Jessica was always so warm to hold. Her last ten days she spent in the ITC Intensive care unit at St George’s, just as her life had started nearly a year earlier just as warm, and we watched her intently not knowing if she was going to make it through, if we would get another chance to have and to hold her again, or if we would see again at our home and see her grow old.
The doctors knew that it had been a rollercoaster journey of discovery and of soul breaking news every day, and perhaps they wondered if we had pieced together all of the many bits of information to help us realise that everyone of her separate ailments were not individual battles that needed overcoming, but that she was life limited and that was the main battle we had to come to understand, despite all the hopes we had for our daughter to come home and have a normal life as we would hope.

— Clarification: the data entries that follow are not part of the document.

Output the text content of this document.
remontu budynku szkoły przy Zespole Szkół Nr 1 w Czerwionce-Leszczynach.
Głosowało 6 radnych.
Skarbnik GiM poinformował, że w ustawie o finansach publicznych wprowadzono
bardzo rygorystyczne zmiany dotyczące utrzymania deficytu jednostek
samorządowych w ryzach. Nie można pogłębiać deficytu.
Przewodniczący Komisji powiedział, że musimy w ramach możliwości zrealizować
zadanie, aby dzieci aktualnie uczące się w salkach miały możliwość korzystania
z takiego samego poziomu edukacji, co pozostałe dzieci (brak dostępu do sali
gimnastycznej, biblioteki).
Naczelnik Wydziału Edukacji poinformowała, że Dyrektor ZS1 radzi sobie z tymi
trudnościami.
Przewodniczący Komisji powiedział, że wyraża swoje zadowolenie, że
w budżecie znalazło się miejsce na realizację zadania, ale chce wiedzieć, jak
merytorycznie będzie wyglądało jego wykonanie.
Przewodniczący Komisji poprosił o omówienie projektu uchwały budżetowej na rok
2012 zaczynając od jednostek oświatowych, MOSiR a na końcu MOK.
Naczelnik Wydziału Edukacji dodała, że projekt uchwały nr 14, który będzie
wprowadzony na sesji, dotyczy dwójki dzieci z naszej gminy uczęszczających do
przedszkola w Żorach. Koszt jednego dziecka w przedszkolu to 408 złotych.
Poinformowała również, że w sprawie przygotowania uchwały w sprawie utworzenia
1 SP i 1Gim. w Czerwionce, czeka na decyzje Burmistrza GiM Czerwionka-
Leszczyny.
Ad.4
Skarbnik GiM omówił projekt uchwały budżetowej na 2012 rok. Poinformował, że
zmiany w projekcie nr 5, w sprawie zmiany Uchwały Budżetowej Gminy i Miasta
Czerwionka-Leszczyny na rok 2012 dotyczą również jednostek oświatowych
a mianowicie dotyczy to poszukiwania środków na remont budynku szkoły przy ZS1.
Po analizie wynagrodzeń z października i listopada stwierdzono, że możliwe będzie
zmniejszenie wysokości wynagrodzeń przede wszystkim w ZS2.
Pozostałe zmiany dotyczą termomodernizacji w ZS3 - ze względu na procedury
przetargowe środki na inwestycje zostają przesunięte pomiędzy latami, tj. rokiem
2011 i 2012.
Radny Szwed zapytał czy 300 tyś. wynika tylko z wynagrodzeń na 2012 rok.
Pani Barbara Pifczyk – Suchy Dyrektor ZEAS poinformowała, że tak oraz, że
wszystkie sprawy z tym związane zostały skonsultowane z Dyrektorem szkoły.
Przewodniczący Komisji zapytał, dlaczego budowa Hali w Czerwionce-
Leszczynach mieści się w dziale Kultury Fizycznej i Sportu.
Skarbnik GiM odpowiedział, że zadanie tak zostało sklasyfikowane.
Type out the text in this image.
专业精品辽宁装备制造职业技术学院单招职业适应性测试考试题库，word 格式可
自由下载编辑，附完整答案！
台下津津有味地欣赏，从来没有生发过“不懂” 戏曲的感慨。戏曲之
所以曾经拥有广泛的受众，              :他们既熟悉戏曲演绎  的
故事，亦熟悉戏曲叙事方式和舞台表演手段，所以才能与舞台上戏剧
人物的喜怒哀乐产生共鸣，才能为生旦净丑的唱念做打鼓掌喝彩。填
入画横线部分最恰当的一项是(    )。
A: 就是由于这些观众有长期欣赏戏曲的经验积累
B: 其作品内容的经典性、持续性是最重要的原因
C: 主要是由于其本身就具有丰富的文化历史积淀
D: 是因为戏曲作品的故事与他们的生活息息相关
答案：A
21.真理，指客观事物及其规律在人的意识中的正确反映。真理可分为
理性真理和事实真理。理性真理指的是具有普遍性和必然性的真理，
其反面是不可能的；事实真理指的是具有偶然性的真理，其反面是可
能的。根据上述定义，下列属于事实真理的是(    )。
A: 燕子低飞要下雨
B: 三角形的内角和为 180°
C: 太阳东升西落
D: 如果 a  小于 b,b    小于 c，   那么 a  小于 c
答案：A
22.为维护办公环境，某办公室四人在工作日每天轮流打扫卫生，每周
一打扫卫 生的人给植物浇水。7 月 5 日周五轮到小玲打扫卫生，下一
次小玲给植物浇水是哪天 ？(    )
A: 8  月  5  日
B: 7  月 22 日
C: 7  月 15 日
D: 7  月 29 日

On November 28th they convinced us to let them give Jessica an MRI scan, which we consented to despite all the tubes and the life support machine that she was connected up to, and then we waited. She had been failing gradually every day and she needed more and more to keep her going, but she was on the downwards spiral. I remember the doctors asked us if we wanted anyone with us when they were going to consult with us on the results of the MRI scan and we called everyone of our siblings and our parents too, and a little while later we were all gathered into a room, for a doctors- family meeting the likes of no other, except perhaps the ones you see in the movies but rarely believe, and they showed us the scan results, and in particular a part of Jessica’s brain where it is said that regulates the body’s temperature, was not properly formed, and that even in the unlikely scenario that she could somehow make it back off life support, that she was only going to deteriorate and continuously suffer.
As we left the room, other doctors rushed us back to her bedside as she was starting to fail ever more quickly, and then they asked us the question you never want to hear. ‘Do you want us to take her off life support and free her from all of the tubes so that she can die with dignity?’
I remember Katherine looking at me, and me in an instant having to decipher what her expression might really mean, and then having to make the decision for the two of us, knowing what between us we had silently understood, and with my heart nearly bursting out of my chest I gave them the nod, to free our baby Jessica from all of the things holding her from us, to once again have and to hold her, and to watch her die peacefully in our loving arms, and we held her and kissed her with tears rolling freely, listening out for her tiny heartbeat until her raging warm body started at last to grow cold, and that was the last chance we had to hold her and our hopes to watch her grow old, grew cold.
I wonder about her in heaven, and if she is seventeen now and continuously growing, or if she now will never grow old, and if she’s still in the arms of her mother, or bigger now and stood at her side holding hands, and if they are as warm as I remember, but it doesn’t help one way or another. I can’t imagine what it would be like to have a conversation with her if she is now seventeen and continuously growing, neither can I believe she is a still a baby soul all these year but maybe I was wrong and some babies do stay tiny forever, all I can remember for sure is what my hopes for us all where and what it felt like to hold her, and it’s a memory that never feels old or ever grows cold.